Updated: Jun 16
Welcome to 2022 everyone. I hope the festive season has been very enjoyable for all. As we now head into the warmer months of summer, we need to heat-proof our gardens. Let’s go through a few reliable methods and tactics that will ensure your garden stays green through the season.
Mulching the soil
The obvious benefit of mulching is how it creates a physical barrier to minimise moisture evaporating away from the soil. Water is stored for longer periods in the soil area beneath the mulch. There are many different types of mulch available with the dominant ones used being sugar cane, lucerne hay, pine bark and tea tree. One benefit of mulching through summer that often gets overlooked is the protection the mulch gives the organisms in the soil. While protecting water levels in the soil is very important for plants it is also vital for the care of our hard-working soil organisms. The heat of summer can be a serious problem that can create soil conditions that become uninhabitable for small organisms. Mulching the soil helps to moderate the soil temperatures and provides more stable moisture levels as well as food for our tiny little workers.
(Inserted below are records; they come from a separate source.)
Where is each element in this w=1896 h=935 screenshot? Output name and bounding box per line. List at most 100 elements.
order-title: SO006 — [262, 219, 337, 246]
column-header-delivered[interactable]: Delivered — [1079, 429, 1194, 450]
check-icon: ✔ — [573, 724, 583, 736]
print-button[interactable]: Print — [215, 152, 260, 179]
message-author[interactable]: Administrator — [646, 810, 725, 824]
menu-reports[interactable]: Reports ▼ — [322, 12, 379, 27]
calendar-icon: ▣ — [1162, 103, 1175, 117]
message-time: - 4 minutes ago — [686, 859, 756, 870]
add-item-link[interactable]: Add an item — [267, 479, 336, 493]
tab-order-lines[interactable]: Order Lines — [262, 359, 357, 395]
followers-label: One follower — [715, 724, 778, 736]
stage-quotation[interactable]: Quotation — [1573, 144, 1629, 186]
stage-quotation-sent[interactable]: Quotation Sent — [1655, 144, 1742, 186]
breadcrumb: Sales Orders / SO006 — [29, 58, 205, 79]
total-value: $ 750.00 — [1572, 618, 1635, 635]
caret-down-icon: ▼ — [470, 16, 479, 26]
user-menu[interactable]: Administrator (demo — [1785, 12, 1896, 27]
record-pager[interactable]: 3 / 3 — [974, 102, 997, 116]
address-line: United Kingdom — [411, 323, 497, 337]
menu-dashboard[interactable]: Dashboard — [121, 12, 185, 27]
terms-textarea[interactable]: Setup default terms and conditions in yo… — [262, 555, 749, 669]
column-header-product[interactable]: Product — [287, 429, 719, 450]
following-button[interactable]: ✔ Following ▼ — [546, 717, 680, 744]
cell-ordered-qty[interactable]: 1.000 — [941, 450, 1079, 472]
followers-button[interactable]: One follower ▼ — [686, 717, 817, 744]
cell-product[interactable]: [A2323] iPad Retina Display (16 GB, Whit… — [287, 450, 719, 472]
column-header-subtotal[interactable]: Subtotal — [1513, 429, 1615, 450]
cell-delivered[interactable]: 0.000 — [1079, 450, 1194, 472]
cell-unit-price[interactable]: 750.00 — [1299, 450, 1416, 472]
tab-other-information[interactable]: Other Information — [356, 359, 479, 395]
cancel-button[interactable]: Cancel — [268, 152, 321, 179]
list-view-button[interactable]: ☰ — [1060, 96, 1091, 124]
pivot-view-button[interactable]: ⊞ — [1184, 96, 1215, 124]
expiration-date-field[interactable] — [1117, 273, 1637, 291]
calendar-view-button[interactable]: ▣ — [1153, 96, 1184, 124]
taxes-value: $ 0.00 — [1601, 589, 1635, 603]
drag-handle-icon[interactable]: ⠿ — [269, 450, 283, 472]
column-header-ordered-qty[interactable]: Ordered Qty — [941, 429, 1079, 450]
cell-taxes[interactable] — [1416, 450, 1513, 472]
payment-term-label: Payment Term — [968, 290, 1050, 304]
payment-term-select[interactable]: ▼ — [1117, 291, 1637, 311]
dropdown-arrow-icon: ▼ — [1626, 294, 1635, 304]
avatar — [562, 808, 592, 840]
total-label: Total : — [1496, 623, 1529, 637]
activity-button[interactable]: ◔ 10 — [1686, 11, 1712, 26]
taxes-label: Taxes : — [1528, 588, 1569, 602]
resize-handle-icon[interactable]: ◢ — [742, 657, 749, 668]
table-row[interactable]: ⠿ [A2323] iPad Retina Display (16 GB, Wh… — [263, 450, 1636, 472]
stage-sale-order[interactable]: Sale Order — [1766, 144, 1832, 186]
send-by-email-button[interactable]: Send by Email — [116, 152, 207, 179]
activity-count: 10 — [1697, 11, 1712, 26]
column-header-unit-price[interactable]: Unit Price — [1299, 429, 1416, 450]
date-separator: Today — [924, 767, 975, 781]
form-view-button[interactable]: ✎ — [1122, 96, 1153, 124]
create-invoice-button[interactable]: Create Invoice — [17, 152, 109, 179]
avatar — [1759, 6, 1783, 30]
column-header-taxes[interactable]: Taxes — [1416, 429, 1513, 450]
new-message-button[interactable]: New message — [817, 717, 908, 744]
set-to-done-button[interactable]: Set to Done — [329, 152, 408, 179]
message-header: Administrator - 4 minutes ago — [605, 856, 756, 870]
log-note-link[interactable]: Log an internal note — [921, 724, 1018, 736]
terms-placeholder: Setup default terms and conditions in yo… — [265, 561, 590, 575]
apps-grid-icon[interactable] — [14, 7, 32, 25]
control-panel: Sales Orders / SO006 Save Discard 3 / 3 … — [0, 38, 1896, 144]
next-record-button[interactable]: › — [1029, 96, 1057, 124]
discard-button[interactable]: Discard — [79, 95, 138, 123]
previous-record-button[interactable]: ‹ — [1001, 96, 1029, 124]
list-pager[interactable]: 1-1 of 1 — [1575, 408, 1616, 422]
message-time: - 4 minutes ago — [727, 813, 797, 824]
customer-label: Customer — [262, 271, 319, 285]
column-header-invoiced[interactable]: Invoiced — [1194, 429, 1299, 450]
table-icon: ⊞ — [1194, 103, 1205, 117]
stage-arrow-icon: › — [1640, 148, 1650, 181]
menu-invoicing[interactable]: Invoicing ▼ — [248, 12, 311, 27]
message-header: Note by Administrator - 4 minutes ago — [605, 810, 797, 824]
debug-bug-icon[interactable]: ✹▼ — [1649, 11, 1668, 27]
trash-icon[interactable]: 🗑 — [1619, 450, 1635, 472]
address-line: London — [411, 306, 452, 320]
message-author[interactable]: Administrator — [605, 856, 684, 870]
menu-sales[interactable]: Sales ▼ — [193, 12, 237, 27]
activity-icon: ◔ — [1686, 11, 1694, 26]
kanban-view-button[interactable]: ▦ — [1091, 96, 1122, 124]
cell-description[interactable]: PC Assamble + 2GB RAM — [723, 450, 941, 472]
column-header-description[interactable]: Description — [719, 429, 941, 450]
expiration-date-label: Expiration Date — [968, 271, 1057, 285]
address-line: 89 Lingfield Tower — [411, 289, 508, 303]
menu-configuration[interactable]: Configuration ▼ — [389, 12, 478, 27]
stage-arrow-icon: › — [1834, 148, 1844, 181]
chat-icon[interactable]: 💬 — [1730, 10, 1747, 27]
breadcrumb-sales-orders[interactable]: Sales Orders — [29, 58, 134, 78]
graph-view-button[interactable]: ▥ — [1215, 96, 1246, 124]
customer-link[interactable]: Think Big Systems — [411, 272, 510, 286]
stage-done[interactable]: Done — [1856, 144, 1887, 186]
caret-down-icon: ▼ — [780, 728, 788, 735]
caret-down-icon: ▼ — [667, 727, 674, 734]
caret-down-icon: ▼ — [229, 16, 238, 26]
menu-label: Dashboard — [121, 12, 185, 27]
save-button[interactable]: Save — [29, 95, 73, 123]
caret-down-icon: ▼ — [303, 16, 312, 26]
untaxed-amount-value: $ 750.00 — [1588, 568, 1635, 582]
When irrigating your garden beds make sure you are getting the water down nice and deep. It's easy to quickly throw the hose over the plants and think that you have given your plants respite for the day, however a lot of the surface water will not get to the root system on a hot day. By watering deeper, you are also encouraging the roots to penetrate deeper into the soil. These deeper areas have a better temperature consistency and are far less likely to dry out. By soaking you garden beds to achieve this you will actually find that over time you will use less water, because you are increasing the efficiency of how you are using the water.
Water early or late in the day
By watering your gardens during periods where the sun has a reduced potency, you will lose less water to surface evaporation. Watering early is a great way to set the plants up for the heat of the day. If you are not an early riser the alternative is to water in the evening. A great time to do it as the suns heat is nearly done for the day. If watering late, do minimise too much foliage contact as plants are more susceptible to fungal attack when the suns UV rays aren’t around.
Tip for pots
You do need to keep an extra eye on your potted plants over the summer. The pot can only hold a limited volume of water. If possible, a great method to reduce water usage for potted plants is to move them around the garden into more protected areas. Giving the plants a percentage of the season in a filtered light area under a large tree or minimising their exposure to the tough western heat by situating them on the eastern side of the house. It will aid in reducing the transpiration of water from the plant that will allow you to water less.
The two dominant soil additives that can help your garden are water crystals and wetting agents. Water crystals are best used when they are dug into the soil. They swell up to, many times their initial size and basically provide the soil with lots of ‘little reservoirs’ that the roots of the plant can access. Wetting agents are great for hydrophobic soils that may not be absorbing water as efficiently as they should. Over time soil can develop waxy qualities. The wetting agents aid in breaking up these waxes and thus allow the water to penetrate through the soil rather than around it. Really good to do this right at the beginning of the summer and really aids the method of deep watering.
Plant selection in the nursery
Summer is still a great time to purchase plants in your local nursery. The growers have provided quality plants that have exceptional growth on them due to the full spring season. The range is always very large as the growers have recovered from their peak September supplies and a lot of nurseries will often encourage people into their businesses with new year sales that will guarantee you great value. When purchasing plants in the nursery in the heat always go for plants that have been well ‘hardened off’. Plants that don’t show any signs that they have come straight out of a growing igloo. Too much young, soft, new growth is a risk when you are planting into your garden in the summer. Most nurseries are really responsible with this issue and will often place stock in a holding area out the back if they have received plants that are a little soft. These plants will be ‘hardened off’ until they are deemed tough enough to go straight into the garden.